二度と行きたいと思わない?国宝・三佛寺奥院投入堂
投入堂の正式名は「三佛寺奥院投入堂」。良質なラジウム温泉で知られる三朝温泉が有名な鳥取県中部の三朝町にあり、鳥取県唯一の国宝建造物だ。
急峻な崖の岩窟に建てられていることから容易に近付くことはできず、日本中を飛び回った写真家の土門拳をして、「投入堂は本当に美しい。その建築美は日本一だ。しかしまた撮影の必要が起これば兎に角、三徳山の険阻艱難を思うと、二度と行きたいとは思わない」と言わしめている。

投入堂までの道中は、両手も使って木の根っこや鎖鎌をたどっていく。
古い文献や資料が少ないため、いつ頃、誰が、何の為に、どのように、なぜ、あの場所に建てたのか分かっていない。

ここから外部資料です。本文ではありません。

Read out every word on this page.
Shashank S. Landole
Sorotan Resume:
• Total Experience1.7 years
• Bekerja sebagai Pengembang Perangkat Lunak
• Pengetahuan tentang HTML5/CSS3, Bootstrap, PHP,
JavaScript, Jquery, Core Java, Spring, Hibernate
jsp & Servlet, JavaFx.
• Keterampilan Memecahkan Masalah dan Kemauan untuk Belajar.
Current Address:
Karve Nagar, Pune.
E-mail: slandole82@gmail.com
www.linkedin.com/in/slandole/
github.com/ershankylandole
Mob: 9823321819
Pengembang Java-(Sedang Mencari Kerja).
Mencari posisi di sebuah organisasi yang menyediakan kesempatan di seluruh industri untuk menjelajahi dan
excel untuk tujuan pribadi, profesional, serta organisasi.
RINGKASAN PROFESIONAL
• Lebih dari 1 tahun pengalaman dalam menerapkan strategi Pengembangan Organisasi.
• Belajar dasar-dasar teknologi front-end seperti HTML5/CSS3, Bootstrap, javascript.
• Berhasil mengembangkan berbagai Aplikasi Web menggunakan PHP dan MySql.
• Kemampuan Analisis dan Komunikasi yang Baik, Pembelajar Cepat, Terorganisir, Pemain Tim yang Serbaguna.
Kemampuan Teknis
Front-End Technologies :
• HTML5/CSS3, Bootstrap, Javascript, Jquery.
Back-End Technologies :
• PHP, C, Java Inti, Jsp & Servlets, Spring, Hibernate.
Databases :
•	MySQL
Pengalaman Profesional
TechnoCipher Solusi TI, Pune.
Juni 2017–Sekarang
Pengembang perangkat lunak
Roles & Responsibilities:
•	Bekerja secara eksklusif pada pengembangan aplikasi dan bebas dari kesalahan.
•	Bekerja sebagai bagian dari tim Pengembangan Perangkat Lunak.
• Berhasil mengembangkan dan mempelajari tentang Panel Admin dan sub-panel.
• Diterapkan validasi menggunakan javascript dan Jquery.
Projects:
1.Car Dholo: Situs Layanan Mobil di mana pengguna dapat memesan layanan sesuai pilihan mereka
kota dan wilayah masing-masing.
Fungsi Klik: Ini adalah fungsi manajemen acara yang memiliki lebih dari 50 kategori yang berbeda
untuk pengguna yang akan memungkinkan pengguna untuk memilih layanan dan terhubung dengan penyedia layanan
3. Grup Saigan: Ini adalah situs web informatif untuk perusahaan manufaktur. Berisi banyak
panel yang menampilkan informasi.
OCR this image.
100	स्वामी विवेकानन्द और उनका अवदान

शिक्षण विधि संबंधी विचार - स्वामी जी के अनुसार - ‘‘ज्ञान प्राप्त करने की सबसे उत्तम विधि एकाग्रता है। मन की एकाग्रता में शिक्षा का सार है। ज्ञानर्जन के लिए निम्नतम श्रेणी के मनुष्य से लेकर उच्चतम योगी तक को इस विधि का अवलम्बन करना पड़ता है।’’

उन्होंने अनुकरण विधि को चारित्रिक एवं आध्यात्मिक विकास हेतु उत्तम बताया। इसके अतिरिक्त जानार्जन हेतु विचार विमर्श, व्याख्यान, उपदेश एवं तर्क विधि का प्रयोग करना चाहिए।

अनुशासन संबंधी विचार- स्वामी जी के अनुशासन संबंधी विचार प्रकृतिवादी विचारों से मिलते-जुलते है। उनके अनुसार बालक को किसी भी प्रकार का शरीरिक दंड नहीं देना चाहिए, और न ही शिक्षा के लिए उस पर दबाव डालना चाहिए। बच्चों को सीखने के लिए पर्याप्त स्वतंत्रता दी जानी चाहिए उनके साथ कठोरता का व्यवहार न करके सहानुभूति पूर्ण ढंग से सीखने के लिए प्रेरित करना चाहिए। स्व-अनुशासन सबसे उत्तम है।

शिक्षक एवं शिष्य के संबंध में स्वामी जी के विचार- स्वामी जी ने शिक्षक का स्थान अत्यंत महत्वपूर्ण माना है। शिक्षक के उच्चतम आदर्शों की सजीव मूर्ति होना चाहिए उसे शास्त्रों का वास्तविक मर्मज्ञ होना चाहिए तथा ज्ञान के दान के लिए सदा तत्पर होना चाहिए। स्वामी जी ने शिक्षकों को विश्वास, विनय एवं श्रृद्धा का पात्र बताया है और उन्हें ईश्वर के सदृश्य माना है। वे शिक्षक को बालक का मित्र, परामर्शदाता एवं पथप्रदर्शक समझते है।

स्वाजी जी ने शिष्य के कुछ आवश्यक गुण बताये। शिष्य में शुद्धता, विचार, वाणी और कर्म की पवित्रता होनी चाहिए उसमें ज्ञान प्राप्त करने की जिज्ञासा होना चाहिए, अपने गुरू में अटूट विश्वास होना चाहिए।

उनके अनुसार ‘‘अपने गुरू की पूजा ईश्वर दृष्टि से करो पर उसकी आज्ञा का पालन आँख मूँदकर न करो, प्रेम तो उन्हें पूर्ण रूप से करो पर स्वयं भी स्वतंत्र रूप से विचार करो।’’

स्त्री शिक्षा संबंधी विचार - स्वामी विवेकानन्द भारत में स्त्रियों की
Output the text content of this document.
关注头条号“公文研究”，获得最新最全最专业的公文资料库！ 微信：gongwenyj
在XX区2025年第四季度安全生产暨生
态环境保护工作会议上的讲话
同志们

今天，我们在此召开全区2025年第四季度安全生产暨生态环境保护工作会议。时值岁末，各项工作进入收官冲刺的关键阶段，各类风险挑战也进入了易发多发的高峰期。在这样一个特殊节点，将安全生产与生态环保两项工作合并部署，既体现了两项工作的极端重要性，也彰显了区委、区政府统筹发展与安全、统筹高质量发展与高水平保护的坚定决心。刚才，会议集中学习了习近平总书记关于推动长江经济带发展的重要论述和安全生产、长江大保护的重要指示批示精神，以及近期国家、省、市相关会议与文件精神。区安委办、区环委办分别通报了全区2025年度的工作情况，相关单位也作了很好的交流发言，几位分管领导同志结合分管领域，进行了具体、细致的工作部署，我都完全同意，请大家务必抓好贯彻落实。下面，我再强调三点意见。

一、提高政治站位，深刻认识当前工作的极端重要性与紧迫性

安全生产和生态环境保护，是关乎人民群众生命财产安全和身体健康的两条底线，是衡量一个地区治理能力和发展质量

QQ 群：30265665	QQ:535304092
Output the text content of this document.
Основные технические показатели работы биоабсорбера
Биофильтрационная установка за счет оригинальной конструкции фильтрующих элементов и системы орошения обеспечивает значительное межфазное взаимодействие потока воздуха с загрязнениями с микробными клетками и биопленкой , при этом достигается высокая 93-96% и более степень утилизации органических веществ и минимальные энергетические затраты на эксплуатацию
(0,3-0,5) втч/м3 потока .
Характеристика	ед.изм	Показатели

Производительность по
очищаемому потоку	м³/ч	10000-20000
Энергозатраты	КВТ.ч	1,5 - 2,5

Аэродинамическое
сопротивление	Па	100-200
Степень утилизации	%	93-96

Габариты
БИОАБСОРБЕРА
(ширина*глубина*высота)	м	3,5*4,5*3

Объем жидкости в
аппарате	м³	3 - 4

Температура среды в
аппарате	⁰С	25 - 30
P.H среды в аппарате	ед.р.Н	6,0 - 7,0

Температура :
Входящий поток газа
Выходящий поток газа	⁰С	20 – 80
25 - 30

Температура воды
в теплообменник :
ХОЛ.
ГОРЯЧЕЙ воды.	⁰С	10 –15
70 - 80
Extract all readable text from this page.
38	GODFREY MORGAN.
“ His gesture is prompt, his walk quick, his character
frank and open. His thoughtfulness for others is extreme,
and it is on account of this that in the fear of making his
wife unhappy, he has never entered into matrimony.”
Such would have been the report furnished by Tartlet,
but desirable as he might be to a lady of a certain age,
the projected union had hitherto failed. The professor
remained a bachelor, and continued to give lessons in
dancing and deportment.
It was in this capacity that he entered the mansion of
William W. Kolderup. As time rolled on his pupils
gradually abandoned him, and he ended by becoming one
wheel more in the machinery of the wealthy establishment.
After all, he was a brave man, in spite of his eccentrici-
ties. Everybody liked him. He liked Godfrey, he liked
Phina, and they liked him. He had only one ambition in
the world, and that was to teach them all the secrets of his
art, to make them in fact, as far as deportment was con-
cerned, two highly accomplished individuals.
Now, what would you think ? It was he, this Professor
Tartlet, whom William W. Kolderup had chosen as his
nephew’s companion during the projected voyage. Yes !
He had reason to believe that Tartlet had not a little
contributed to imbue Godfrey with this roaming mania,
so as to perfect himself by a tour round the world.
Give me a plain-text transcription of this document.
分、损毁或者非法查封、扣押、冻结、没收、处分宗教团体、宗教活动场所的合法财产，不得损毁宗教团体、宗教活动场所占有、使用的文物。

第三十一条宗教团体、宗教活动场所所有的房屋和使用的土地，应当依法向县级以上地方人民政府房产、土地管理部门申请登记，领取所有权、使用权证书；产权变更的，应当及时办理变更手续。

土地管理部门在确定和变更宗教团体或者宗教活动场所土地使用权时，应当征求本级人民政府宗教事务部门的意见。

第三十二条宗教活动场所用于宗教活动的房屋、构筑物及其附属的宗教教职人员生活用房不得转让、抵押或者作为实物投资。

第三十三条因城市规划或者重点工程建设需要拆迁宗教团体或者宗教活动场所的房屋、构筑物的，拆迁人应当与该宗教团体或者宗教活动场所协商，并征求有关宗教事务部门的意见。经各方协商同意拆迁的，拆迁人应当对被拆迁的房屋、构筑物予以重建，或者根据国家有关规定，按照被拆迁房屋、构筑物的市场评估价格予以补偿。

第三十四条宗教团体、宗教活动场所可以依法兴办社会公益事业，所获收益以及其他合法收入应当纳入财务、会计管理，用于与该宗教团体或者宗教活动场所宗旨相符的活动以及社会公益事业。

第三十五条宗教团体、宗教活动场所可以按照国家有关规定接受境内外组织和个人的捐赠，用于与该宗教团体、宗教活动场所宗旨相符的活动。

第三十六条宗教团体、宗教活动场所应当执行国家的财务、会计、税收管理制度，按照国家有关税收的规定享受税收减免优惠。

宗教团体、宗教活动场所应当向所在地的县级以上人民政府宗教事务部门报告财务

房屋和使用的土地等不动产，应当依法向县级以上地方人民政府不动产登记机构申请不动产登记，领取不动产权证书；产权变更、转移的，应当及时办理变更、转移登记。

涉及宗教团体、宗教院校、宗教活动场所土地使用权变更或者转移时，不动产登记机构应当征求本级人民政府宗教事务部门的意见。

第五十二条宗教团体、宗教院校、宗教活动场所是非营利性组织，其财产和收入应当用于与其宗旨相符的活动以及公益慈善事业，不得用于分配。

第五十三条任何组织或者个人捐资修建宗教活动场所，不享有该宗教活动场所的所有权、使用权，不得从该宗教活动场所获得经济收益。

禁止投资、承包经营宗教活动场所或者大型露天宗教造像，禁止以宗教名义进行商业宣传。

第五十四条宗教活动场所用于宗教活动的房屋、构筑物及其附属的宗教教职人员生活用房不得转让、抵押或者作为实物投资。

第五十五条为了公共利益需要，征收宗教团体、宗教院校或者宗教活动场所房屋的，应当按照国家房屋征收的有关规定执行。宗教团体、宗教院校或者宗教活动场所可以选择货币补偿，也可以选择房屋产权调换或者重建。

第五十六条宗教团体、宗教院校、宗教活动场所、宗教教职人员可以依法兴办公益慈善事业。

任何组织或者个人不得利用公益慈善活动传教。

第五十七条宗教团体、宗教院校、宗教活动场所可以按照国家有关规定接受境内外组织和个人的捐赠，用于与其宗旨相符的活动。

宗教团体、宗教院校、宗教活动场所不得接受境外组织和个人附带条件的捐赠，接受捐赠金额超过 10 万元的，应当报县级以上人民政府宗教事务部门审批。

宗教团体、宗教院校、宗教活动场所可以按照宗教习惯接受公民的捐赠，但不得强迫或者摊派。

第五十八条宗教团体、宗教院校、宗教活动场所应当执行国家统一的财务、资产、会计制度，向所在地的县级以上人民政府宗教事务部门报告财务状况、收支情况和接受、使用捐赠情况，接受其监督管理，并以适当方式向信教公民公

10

この謎に満ちた投入堂を40年以上も研究し昨年、『国宝 三佛寺奥院投入堂 解けた謎。深まる謎。』を自費出版したのが、一級建築士の生田昭夫さんだ。
三佛寺奥院投入堂を自費で研究
生田さんは、投入堂がある三朝町の隣、倉吉市の出身。東京学芸大学に通いながら、早稲田大学の専修学校建築科でも学び、そこで教授から言われた一言がきっかけで投入堂の研究を始めたという。
「東京から鳥取に帰る際、先生から“必ず発見があるはずだから、三佛寺投入堂をしっかり見なさい”と言われました。投入堂には何度か登ったことはありましたが、学生時代は国宝であることすら知りませんでした。帰郷後、三徳山周辺の景観に問題意識を持ったことから、三徳山に通う機会も増えました。」
設計事務所「堂計画室」を立ち上げて、住宅や店舗などの設計業務に勤しみながら、生田さんはライフワークのように投入堂のことを調べ続けた。
その間、十数回にわたってお堂の中に入る機会にも恵まれ、投入堂の内部壁が赤い色に塗られていたことや、その顔料がベンガラであることを突き止めた。
「じゃあ、どこのベンガラなのか?と言うとそれもわからなくて、新しい謎を呼ぶことになってしまいました。全容解明には程遠いですが、設計者の視点で投入堂に取り組んできました。」謎を解いた瞬間から次の謎が生まれるという。
昨年の書籍化にあたっては苦労も多かった。「使用料が高額の写真もありましたが、写真は多めにしたいと思ったので掲載しました。校正料も30万円かかりました。図解も多くて大変でした。それでも、これまでの調査や考察をまとめることができて感慨深いものがありました。」
設計士である生田さんが半生を賭けるまで惹きつけられた国宝・投入堂。その魅力はどこにあるのだろうか。